El CEO y cofundador de dicha consultora especializada en estudios de turismo, Olivier Jager, indicó que “la guerra comercial del presidente Donald Trump contra el país asiático ha tenido un impacto significativo en el turismo chino hacia los EE. UU”. Si eso continúa hasta fines de año, aseveró, se estima que el costo para la economía estadounidense será de alrededor de 500 millones de dólares en 2018”.

Jager agregó que “el gasto chino en este sector equivale a la categoría más grande de exportaciones de servicios estadounidenses a China”. Sin embargo, remarcó, es incuestionable que el apetito chino por visitar a los EE.UU. está disminuyendo, y eso seguramente preocupará a la industria turística local.

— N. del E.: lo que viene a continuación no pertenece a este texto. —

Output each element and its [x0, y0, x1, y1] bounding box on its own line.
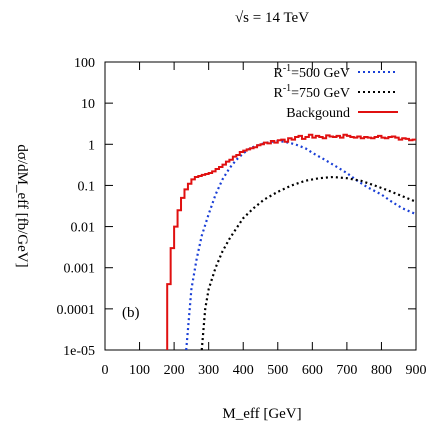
series-layer: [166, 133, 416, 350]
x-tick-label: 0: [102, 363, 109, 378]
y-tick-label: 0.001: [64, 262, 96, 277]
x-axis-label: M_eff [GeV]: [222, 406, 301, 422]
series-line-1: [200, 175, 416, 350]
x-tick-label: 700: [336, 363, 357, 378]
chart-title: √s = 14 TeV: [235, 10, 309, 26]
axis-ticks: [104, 61, 417, 351]
x-tick-label: 600: [302, 363, 323, 378]
plot-frame: [104, 61, 417, 351]
y-tick-label: 1: [88, 138, 95, 153]
legend: R-1=500 GeV R-1=750 GeV Backgound: [273, 63, 398, 121]
y-tick-labels: 1e-05 0.0001 0.001 0.01 0.1 1 10 100: [57, 56, 96, 359]
x-tick-label: 300: [198, 363, 219, 378]
series-background-line: [166, 133, 416, 350]
y-tick-label: 0.1: [78, 179, 96, 194]
x-tick-label: 800: [371, 363, 392, 378]
x-tick-label: 100: [129, 363, 150, 378]
y-tick-label: 100: [74, 56, 95, 71]
x-tick-labels: 0 100 200 300 400 500 600 700 800 900: [102, 363, 427, 378]
y-axis-label: dσ/dM_eff [fb/GeV]: [14, 144, 30, 267]
legend-label-1: R-1=750 GeV: [273, 83, 350, 101]
legend-label-0: R-1=500 GeV: [273, 63, 350, 81]
x-tick-label: 900: [406, 363, 427, 378]
y-tick-label: 0.0001: [57, 303, 96, 318]
legend-label-2: Backgound: [286, 106, 350, 121]
x-tick-label: 500: [267, 363, 288, 378]
x-tick-label: 400: [233, 363, 254, 378]
y-tick-label: 0.01: [71, 221, 96, 236]
y-tick-label: 10: [81, 97, 95, 112]
series-line-0: [185, 139, 416, 350]
x-tick-label: 200: [164, 363, 185, 378]
panel-label: (b): [122, 305, 140, 321]
y-tick-label: 1e-05: [63, 344, 95, 359]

A pesar de que las reservas hoteleras semanales realizadas por chinos en los EE. UU. aumentaron un 2% entre febrero y marzo pasados, datos suministrados por ForwardKeys indican que la cifra interanual cayó un 8,4% en agosto, cuando se anunciaron cambios en las rondas de aranceles.

La fuente informó que entre las causas del fenómeno estarían la caída en un 7,5% de la moneda china frente al dólar y las advertencias de Pekín acerca de los riesgos en términos de seguridad que podría acarrear el hecho de viajar a los Estados Unidos.

En comparación con igual fecha del año pasado, los viajes de chinos a la nación norteamericana han decrecido un 9,6%. Según ForwardKeys, esta desaceleración es más notoria en las reservas de viaje en grupo, es decir, en aquellas que incluyen a seis viajeros o más.

El propio informe reveló que las reservas FIT (concernientes a salidas individuales) están por debajo del 3.9%, mientras que los viajes de placer han resultado más perjudicados que los de negocios o los de carácter familiar.